I understand the whole concept of me not staying with him just because I love him, but when I am not down (Which is not very often - but does still occur) we get on just fine. I feel like my depression and his lack of understanding have seriously affected our relationship.
My closest friend told me the kick him out and then it will shock him too, but he is a very stubborn person and I am scared he would not come back. Not only that but the amount of times I have said we are over or told him to get out - and then retracted it within hours is too much to count.
Thank you for your reply Lucy34, he certainly can be, but he is not a bad person overall. I love him and we have a child together, I really don't want to throw that all away.
My best bet would be to probably just 'get on with it' as I cannot change him, but it is so difficult when I feel like he does not respect me. If only I was normal again.
It sounds like you are both stressed. It also sounds like you have high expectations of him and he is letting you down. If you want things to work, he needs to decide to change... you trying to get him to may only come across as nagging and make him want to avoid the situation or deny it. Counselling would really help.
I think you need calm and controlled discussions and try to be civil, open-minded and level-headed with one another. Both parties need to try harder to make it work and not blame the other, no matter what is whose fault....finding a way to compromise... is most important...
Thank you very much for your replies, I will look have a look at that link, is it like CBT?

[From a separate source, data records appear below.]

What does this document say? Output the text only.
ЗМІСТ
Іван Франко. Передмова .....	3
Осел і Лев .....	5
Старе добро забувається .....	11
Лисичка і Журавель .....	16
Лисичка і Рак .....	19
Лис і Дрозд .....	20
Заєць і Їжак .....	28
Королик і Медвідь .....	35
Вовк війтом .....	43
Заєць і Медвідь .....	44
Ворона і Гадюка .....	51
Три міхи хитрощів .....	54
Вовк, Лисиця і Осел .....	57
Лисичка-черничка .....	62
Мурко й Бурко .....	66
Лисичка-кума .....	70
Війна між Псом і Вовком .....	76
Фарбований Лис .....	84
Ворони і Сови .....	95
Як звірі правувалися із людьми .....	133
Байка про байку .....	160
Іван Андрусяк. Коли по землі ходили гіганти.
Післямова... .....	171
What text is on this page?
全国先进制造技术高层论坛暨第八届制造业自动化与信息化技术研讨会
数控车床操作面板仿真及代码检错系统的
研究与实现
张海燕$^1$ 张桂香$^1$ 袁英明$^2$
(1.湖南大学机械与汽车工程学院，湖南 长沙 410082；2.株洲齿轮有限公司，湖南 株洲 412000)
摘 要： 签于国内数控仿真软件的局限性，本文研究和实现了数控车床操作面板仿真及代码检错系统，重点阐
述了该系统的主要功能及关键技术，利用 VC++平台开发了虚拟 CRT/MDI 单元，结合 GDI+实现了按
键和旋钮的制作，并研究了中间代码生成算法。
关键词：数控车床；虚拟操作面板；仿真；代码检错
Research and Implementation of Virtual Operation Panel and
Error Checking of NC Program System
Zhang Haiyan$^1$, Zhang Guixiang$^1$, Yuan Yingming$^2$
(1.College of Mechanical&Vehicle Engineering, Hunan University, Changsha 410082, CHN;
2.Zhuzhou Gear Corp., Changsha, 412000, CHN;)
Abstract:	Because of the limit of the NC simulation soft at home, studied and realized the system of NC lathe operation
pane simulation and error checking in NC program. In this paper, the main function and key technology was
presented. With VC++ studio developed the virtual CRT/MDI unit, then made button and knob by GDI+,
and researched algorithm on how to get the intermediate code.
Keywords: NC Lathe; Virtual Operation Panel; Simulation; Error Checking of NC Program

We both are very stressed but it appears that I am his cause of stress, which really upsets me as I can't help the way I feel about things. He even got a dig in about me liking the rain but not liking to get my hair wet as if that was such an unusual occurrence!
I also cannot see how I have high expectations of him (in regards to housework etc), I would just appreciate his share, he has never even once even bathed our 7 year!
Also, I agree counselling would be very beneficial, but we are not in the situation to be able to afford it and this will not change unless my partner gets a new job which he is struggling with.
I have however contacted MIND to see if I am able to get individual counselling with them and am awaiting a reply. Failing that I will go back to CBT again.
We have been ok since Thursday, he has taken back a few things that he said but as usual my mind is wondering if he truly meant them as he was angry at the time, but on the other hand I say things when angry that I definitely do not mean.